In the other hand, most of the metabolic pathways were enriched in the low-risk patients, while the non-metabolic pathways were enriched in the high-risk patients. As a result, metabolic therapy may be more suitable for low‐risk patients, while high‐risk patients might benefit more from nonmetabolic therapy. Previous clinical studies have shown the effectiveness of glycolytic therapy to suppress cancer progression65,68,67. So far, the application of metabolism in malignant tumors includes diagnosis, identification of biomarkers and tumor metabolic processes. In the future, colon cancer patients might benefit from metabolic-related therapy and management.

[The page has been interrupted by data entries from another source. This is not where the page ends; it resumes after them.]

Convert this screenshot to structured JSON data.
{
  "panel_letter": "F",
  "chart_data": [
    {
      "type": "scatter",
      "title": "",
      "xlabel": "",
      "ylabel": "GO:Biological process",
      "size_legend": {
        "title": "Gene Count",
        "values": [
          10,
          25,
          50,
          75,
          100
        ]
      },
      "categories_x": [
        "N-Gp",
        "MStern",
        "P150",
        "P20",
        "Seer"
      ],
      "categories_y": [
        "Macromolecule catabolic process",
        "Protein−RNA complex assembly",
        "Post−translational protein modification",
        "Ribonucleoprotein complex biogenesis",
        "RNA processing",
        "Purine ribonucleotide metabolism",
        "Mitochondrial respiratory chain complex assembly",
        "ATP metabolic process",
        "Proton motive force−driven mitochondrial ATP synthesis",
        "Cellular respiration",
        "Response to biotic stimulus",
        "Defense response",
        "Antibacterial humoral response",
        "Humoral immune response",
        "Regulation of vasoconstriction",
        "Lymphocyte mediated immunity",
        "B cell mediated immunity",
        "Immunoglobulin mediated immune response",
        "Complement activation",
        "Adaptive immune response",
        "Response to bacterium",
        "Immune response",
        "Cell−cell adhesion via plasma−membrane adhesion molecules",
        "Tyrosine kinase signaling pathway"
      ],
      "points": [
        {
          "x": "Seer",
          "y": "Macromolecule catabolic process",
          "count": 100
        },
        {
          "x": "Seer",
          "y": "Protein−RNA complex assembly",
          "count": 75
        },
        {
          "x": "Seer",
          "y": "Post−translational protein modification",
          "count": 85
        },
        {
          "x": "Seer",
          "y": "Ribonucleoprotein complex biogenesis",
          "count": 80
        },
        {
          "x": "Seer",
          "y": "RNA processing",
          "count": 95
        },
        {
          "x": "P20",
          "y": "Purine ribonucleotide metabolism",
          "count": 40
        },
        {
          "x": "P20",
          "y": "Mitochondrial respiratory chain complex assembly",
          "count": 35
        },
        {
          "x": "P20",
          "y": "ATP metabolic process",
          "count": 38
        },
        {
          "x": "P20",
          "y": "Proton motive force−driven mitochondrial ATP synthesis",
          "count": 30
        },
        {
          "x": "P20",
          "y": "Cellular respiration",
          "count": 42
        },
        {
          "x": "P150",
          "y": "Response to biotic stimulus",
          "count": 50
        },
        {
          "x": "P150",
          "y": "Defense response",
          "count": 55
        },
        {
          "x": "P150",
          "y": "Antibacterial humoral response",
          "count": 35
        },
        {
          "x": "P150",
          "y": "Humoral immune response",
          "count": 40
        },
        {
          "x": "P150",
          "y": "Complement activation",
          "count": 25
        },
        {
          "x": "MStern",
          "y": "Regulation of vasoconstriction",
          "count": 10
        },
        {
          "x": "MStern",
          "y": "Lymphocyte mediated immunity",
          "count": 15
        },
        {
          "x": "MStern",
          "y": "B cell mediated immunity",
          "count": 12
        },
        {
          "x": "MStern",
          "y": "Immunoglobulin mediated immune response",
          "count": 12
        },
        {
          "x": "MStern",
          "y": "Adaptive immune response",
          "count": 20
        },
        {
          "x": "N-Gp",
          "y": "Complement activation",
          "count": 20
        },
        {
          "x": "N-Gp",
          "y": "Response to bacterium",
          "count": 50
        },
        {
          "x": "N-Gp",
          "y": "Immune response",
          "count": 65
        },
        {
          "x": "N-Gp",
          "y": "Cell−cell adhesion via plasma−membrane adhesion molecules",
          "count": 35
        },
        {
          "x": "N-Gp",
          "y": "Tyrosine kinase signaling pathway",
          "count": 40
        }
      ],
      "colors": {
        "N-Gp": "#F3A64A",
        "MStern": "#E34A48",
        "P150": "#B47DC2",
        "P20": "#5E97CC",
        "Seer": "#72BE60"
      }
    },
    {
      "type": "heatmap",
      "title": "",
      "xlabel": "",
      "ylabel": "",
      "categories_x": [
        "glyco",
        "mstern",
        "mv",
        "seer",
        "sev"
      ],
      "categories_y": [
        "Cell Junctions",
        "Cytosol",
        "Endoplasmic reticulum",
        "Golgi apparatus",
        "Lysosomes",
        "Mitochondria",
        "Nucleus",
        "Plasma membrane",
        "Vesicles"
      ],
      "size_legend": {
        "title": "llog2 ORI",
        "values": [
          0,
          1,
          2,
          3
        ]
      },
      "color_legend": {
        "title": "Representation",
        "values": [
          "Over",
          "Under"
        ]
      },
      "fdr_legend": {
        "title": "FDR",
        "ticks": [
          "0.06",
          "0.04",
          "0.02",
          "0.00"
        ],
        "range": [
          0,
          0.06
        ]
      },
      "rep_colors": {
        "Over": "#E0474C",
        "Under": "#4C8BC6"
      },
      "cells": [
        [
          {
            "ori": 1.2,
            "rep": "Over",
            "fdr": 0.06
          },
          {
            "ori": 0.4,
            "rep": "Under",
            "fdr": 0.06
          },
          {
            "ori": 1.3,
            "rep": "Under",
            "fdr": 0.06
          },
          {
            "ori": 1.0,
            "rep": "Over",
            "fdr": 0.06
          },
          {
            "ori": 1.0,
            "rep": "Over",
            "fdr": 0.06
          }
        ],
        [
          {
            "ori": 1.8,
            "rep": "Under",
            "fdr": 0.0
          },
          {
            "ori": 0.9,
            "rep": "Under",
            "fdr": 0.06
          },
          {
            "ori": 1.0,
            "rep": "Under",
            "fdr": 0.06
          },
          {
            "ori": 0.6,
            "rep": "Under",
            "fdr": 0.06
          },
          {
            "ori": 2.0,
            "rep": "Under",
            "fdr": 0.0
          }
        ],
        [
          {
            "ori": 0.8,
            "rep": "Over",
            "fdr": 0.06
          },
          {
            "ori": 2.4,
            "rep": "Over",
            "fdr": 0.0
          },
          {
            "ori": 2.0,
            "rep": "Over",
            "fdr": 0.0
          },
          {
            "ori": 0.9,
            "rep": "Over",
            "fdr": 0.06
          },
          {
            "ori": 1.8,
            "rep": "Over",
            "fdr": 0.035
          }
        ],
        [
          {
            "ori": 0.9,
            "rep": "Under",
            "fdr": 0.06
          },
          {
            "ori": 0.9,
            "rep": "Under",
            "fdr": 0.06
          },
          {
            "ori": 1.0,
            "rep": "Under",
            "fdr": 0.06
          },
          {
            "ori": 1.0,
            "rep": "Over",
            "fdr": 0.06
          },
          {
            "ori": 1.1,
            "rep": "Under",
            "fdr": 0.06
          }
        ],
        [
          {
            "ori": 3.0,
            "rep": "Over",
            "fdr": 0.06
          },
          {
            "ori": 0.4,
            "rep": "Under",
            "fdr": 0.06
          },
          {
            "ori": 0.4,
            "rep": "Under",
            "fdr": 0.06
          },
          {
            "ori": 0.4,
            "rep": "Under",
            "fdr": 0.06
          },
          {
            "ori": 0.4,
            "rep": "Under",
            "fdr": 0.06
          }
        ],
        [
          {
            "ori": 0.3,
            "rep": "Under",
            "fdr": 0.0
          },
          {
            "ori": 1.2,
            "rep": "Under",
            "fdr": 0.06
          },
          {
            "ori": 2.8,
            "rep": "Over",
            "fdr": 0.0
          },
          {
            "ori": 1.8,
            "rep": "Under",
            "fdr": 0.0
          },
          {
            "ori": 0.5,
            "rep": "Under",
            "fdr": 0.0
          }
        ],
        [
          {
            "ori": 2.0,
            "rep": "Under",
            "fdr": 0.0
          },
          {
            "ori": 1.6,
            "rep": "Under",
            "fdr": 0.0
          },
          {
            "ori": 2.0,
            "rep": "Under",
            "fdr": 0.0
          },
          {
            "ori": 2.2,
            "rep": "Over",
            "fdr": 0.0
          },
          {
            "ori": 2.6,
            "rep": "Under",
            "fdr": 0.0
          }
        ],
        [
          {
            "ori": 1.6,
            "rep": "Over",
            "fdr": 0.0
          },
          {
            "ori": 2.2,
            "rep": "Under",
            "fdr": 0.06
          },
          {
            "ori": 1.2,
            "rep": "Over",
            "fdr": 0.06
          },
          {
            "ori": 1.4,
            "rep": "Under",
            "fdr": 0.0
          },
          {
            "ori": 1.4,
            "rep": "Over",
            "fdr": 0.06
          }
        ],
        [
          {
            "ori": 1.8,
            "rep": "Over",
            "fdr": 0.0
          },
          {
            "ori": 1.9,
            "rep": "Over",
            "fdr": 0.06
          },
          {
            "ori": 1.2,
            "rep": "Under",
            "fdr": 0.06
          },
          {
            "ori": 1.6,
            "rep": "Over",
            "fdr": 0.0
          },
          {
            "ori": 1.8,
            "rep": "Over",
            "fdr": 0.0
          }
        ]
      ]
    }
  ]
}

However, there were some limitations in this study. Firstly, there was no functional experiment in the real world. Secondly, deep learning is widely used for intelligence medicine to assistant disease diagnosis and risk prediction, like imaging data, genomic or transcriptomic data68, but we adopted Lasso and multivariate Cox regression to build a risk model which may result in some limitations. Thirdly, we didn’t test disease-associated modules for preservation by use of an independent dataset, which may lead to reliability decreases17,18. Moreover, it is relatively weak to take only metabolic genes into prognostic model because much more complicated mechanisms contributed to colon cancer.

Conclusions

We constructed and validated a metabolic risk model to predict the prognosis of colon cancer based on TCGA and GEO database. Metabolic-related therapied and managements could be considered for colon cancer patients. However, validation and functional experiments of the metabolic risk model are indispensable.